The SAVE Plan

Starting August 1, 2025, interest will resume for borrowers under the SAVE plan. This income-driven repayment plan, was introduced by the Biden administration, allowed borrowers to make payments based on their income and family size.

However, due to a federal court injunction blocking key provisions, particularly forgiving loans, borrowers have had their loans in forbearance since last summer. The court also invalidated the plan’s 0% interest accrual, prompting the Trump administration to reinstate interest charges.

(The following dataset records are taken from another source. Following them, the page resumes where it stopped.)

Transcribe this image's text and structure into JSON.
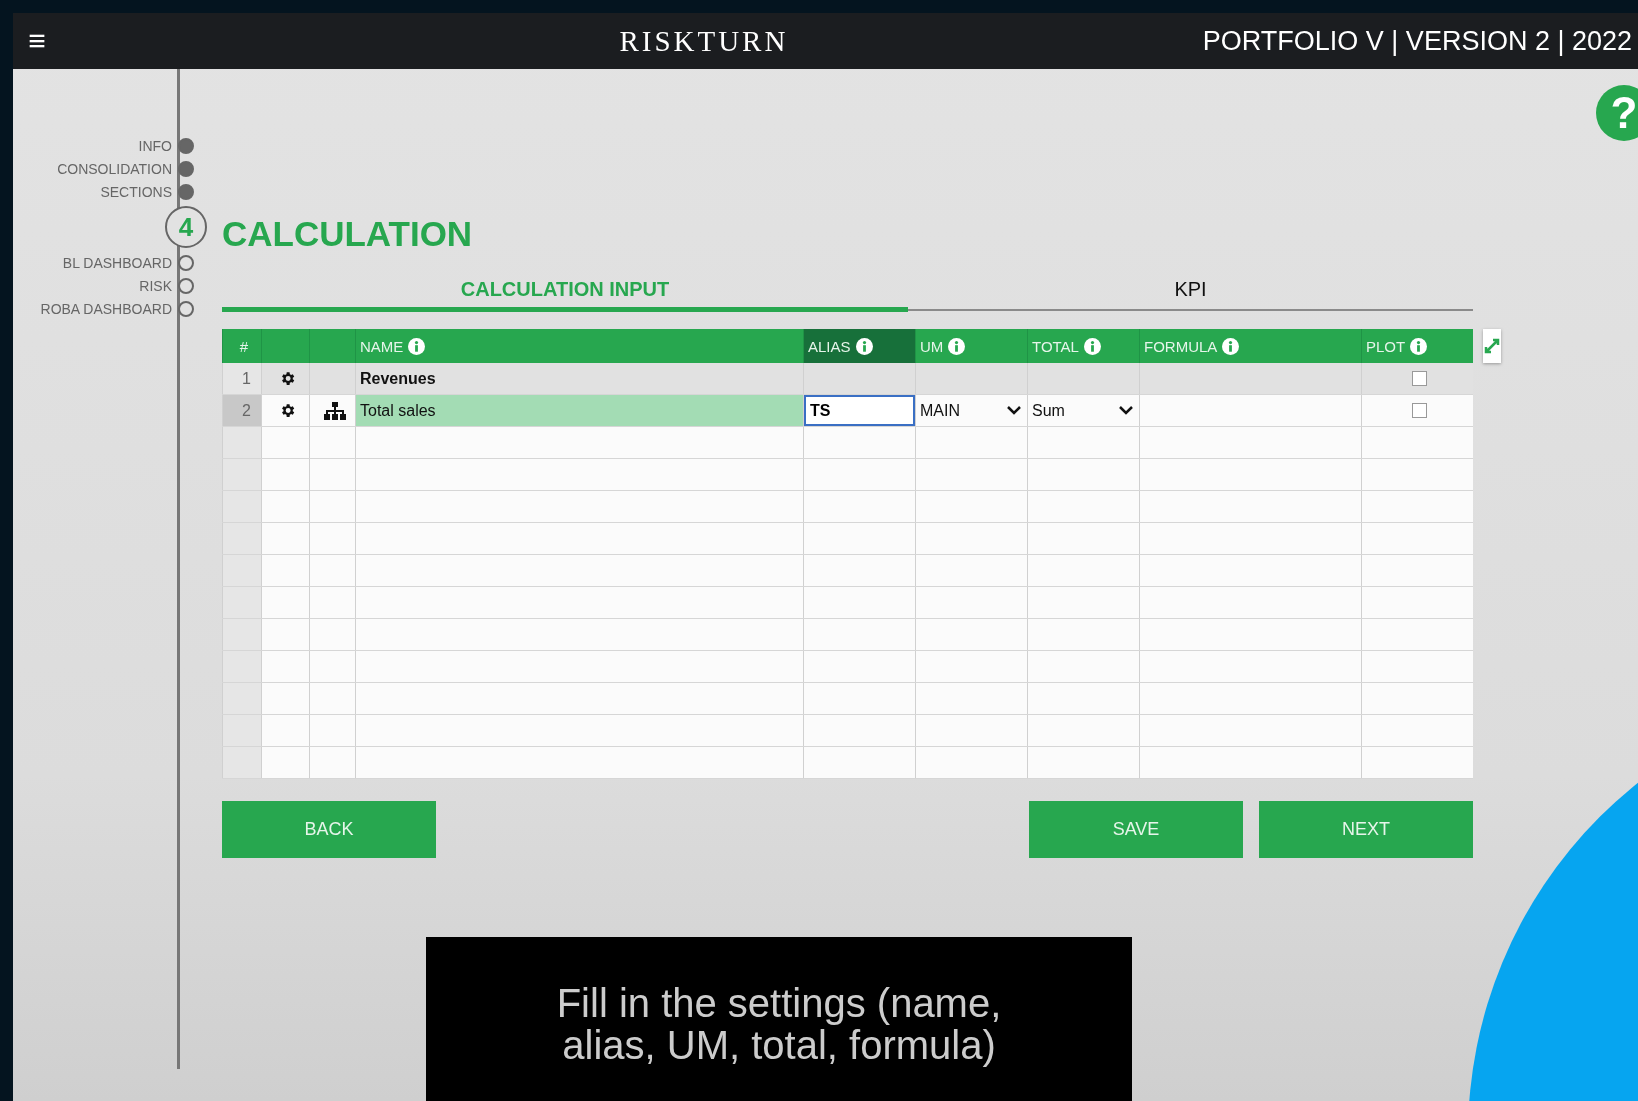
{
  "topbar": {
    "menu_glyph": "≡",
    "logo": "RISKTURN",
    "title": "PORTFOLIO V | VERSION 2 | 2022"
  },
  "help_glyph": "?",
  "steps": [
    {
      "label": "INFO",
      "kind": "step",
      "completed": true
    },
    {
      "label": "CONSOLIDATION",
      "kind": "step",
      "completed": true
    },
    {
      "label": "SECTIONS",
      "kind": "step",
      "completed": true
    },
    {
      "label": "4",
      "kind": "current"
    },
    {
      "label": "BL DASHBOARD",
      "kind": "step",
      "completed": false
    },
    {
      "label": "RISK",
      "kind": "step",
      "completed": false
    },
    {
      "label": "ROBA DASHBOARD",
      "kind": "step",
      "completed": false
    }
  ],
  "page_title": "CALCULATION",
  "tabs": [
    {
      "label": "CALCULATION INPUT",
      "selected": true
    },
    {
      "label": "KPI",
      "selected": false
    }
  ],
  "table": {
    "columns": [
      {
        "label": "#",
        "info": false,
        "active": false
      },
      {
        "info": false,
        "active": false
      },
      {
        "info": false,
        "active": false
      },
      {
        "label": "NAME",
        "info": true,
        "active": false
      },
      {
        "label": "ALIAS",
        "info": true,
        "active": true
      },
      {
        "label": "UM",
        "info": true,
        "active": false
      },
      {
        "label": "TOTAL",
        "info": true,
        "active": false
      },
      {
        "label": "FORMULA",
        "info": true,
        "active": false
      },
      {
        "label": "PLOT",
        "info": true,
        "active": false
      }
    ],
    "rows": [
      {
        "number": "1",
        "kind": "group",
        "selected": false,
        "name": "Revenues",
        "plot_checked": false
      },
      {
        "number": "2",
        "kind": "item",
        "selected": true,
        "name": "Total sales",
        "alias": "TS",
        "um": "MAIN",
        "total": "Sum",
        "plot_checked": false
      }
    ]
  },
  "buttons": {
    "left": [
      "BACK"
    ],
    "right": [
      "SAVE",
      "NEXT"
    ]
  },
  "caption": "Fill in the settings (name,\nalias, UM, total, formula)"
}
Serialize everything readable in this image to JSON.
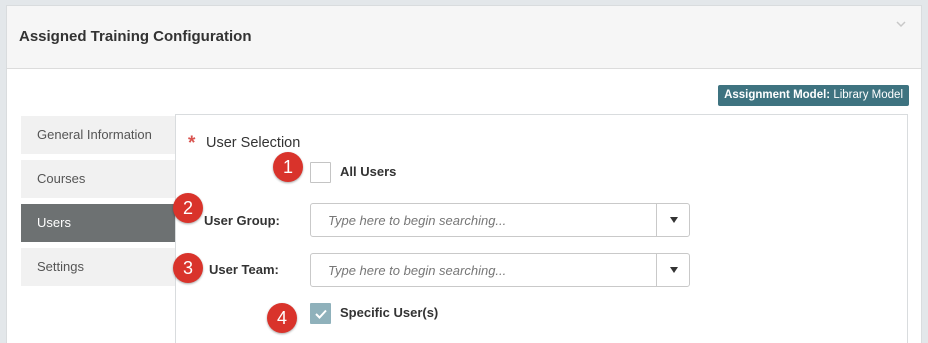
{
  "panel": {
    "title": "Assigned Training Configuration",
    "collapse_icon": "chevron-down-icon"
  },
  "badge": {
    "label": "Assignment Model:",
    "value": "Library Model",
    "color": "#3e7380"
  },
  "tabs": [
    {
      "label": "General Information",
      "active": false
    },
    {
      "label": "Courses",
      "active": false
    },
    {
      "label": "Users",
      "active": true
    },
    {
      "label": "Settings",
      "active": false
    }
  ],
  "user_selection": {
    "required_marker": "*",
    "label": "User Selection",
    "all_users": {
      "label": "All Users",
      "checked": false
    },
    "user_group": {
      "label": "User Group:",
      "placeholder": "Type here to begin searching..."
    },
    "user_team": {
      "label": "User Team:",
      "placeholder": "Type here to begin searching..."
    },
    "specific_users": {
      "label": "Specific User(s)",
      "checked": true
    }
  },
  "markers": [
    "1",
    "2",
    "3",
    "4"
  ],
  "colors": {
    "active_tab": "#6d7172",
    "marker": "#d9332b",
    "required": "#d9534f",
    "checked_box": "#8fb1bb"
  }
}
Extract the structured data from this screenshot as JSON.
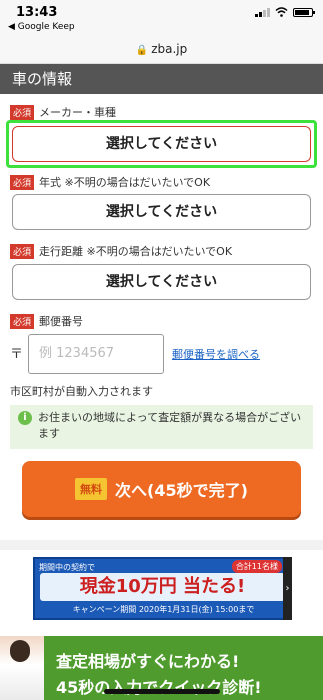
{
  "status_bar": {
    "time": "13:43",
    "back_app": "◀ Google Keep"
  },
  "browser": {
    "url": "zba.jp"
  },
  "section": {
    "title": "車の情報"
  },
  "form": {
    "required_tag": "必須",
    "maker": {
      "label": "メーカー・車種",
      "button": "選択してください"
    },
    "year": {
      "label": "年式 ※不明の場合はだいたいでOK",
      "button": "選択してください"
    },
    "mileage": {
      "label": "走行距離 ※不明の場合はだいたいでOK",
      "button": "選択してください"
    },
    "zip": {
      "label": "郵便番号",
      "mark": "〒",
      "placeholder": "例 1234567",
      "lookup_link": "郵便番号を調べる"
    },
    "auto_fill_note": "市区町村が自動入力されます",
    "info_notice": "お住まいの地域によって査定額が異なる場合がございます",
    "next_button": {
      "free_badge": "無料",
      "label": "次へ(45秒で完了)"
    }
  },
  "banner": {
    "top_text": "期間中の契約で",
    "count_text": "合計11名様",
    "main_text": "現金10万円 当たる!",
    "period_text": "キャンペーン期間 2020年1月31日(金) 15:00まで",
    "arrow": "›"
  },
  "footer": {
    "line1": "査定相場がすぐにわかる!",
    "line2": "45秒の入力でクイック診断!"
  },
  "colors": {
    "accent_orange": "#ee6a23",
    "required_red": "#d33a2c",
    "highlight_green": "#3ce13c",
    "footer_green": "#4f9b2d"
  }
}
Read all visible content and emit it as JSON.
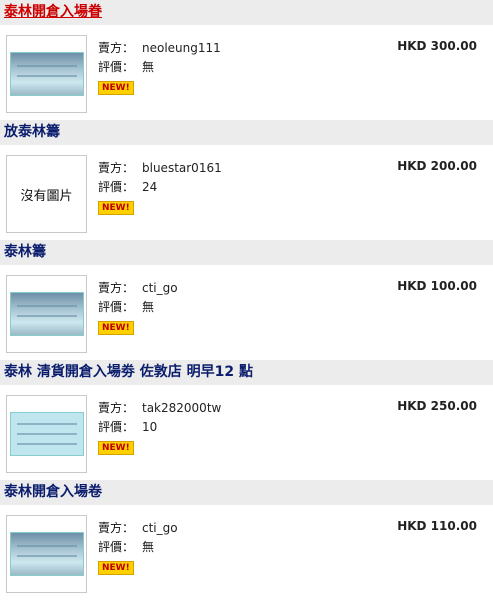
{
  "listings": [
    {
      "title": "泰林開倉入場眷",
      "seller_label": "賣方：",
      "seller": "neoleung111",
      "rating_label": "評價：",
      "rating": "無",
      "badge": "NEW!",
      "price": "HKD 300.00",
      "thumb": "ticket-dark",
      "highlight": true
    },
    {
      "title": "放泰林籌",
      "seller_label": "賣方：",
      "seller": "bluestar0161",
      "rating_label": "評價：",
      "rating": "24",
      "badge": "NEW!",
      "price": "HKD 200.00",
      "thumb": "none",
      "no_image_text": "沒有圖片",
      "highlight": false
    },
    {
      "title": "泰林籌",
      "seller_label": "賣方：",
      "seller": "cti_go",
      "rating_label": "評價：",
      "rating": "無",
      "badge": "NEW!",
      "price": "HKD 100.00",
      "thumb": "ticket-dark",
      "highlight": false
    },
    {
      "title": "泰林 清貨開倉入場劵 佐敦店 明早12 點",
      "seller_label": "賣方：",
      "seller": "tak282000tw",
      "rating_label": "評價：",
      "rating": "10",
      "badge": "NEW!",
      "price": "HKD 250.00",
      "thumb": "ticket-light",
      "highlight": false
    },
    {
      "title": "泰林開倉入場卷",
      "seller_label": "賣方：",
      "seller": "cti_go",
      "rating_label": "評價：",
      "rating": "無",
      "badge": "NEW!",
      "price": "HKD 110.00",
      "thumb": "ticket-dark",
      "highlight": false
    }
  ]
}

This change will impact approximately 7.84 million borrowers, who can expect to pay an average of $3,500 more in interest a year.

Switching Plans

The Trump Administration recommends that borrowers under the SAVE plan switch to another income-driven repayment plan. However, this process has been backlogged with the Department of Education stating that 1.5 million applications for income-driven repayment plans had still yet to be processed. To combat this, the agency said in July that any borrowers who have previously applied for income-driven repayment and selected the Income-Based Repayment, Pay as You Earn, or Income-Contingent Repayment plans will not have to submit a new application. Meaning that the option to switch plans may take a while.   

Options

As mentioned, borrowers are being urged to switch to a different, legally compliant income-driven repayment plan, such as the traditional Income-Based Repayment (IBR) plan. This plan is protected by Congress.
Next is, Pay As You Earn (PAYE) or Revised PAYE (REPAYE). However, these may be phased out or consolidated, depending on further regulatory changes.